In Park Den Brandt bleek dat je na al die tijd nog altijd van space jazz en afrofuturisme kunt spreken. In de bagage van het kleurrijk uitgedoste gezelschap zat ook een portie funk, waarmee de groep indertijd geassocieerd werd. Dat heel wat passages voortdreven op afrobeatpatronen à la Fela Kuti klonk ook vertrouwd in de oren. Zelfs de mystieke kanttekeningen doken op. Met onderwerpen als de klimaatverandering, de recente massamoorden en het politiegeweld in de VS bewezen Ackamoor en zijn Pyramids dat ze ondanks alles niet in het verleden leven en sloten ze bezield aan bij de actualiteit.

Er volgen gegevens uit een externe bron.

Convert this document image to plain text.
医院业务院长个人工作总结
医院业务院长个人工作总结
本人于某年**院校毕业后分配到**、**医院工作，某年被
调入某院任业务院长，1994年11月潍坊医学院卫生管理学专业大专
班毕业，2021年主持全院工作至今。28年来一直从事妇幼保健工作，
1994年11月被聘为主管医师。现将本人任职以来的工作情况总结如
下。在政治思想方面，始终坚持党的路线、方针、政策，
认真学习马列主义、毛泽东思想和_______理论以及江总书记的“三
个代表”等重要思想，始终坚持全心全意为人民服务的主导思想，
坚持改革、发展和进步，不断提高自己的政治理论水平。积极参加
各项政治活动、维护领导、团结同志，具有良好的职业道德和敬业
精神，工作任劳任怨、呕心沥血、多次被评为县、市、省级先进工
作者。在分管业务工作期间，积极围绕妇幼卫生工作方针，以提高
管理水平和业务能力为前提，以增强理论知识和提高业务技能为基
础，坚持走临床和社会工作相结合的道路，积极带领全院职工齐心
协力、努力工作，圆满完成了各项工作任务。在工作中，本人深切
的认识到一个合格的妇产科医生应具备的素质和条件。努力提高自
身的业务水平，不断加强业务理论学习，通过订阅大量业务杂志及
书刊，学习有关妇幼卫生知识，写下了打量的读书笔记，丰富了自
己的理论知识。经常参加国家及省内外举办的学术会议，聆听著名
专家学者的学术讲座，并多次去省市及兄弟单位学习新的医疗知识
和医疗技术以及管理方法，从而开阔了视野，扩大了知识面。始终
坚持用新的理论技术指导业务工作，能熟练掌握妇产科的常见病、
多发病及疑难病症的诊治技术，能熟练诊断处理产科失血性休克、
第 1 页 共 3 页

Heel sterk was hoe Sandra Poindexter haar vioolspel integreerde in de ritmes. Kortom, een geestdriftig concert bulkend van vibes en grooves, waardoor Middelheim zijn start niet miste voor deze vijftigste editie.
David Murray Quartet feat. Saul Williams: de vuist in de lucht
Alleen al voor wat hij deed met het World Saxophone Quartet zou David Murray in elke zaal ter wereld welkom moeten zijn. Het siert de man dat hij weigert in herhaling te vallen en nieuwsgierig om zich heen blijft kijken. Zo belandde hij in de wereld van rap en slam poetry. Onvermijdelijk kom je dan terecht bij een van de grote woordkunstenaars uit het genre: Saul Williams.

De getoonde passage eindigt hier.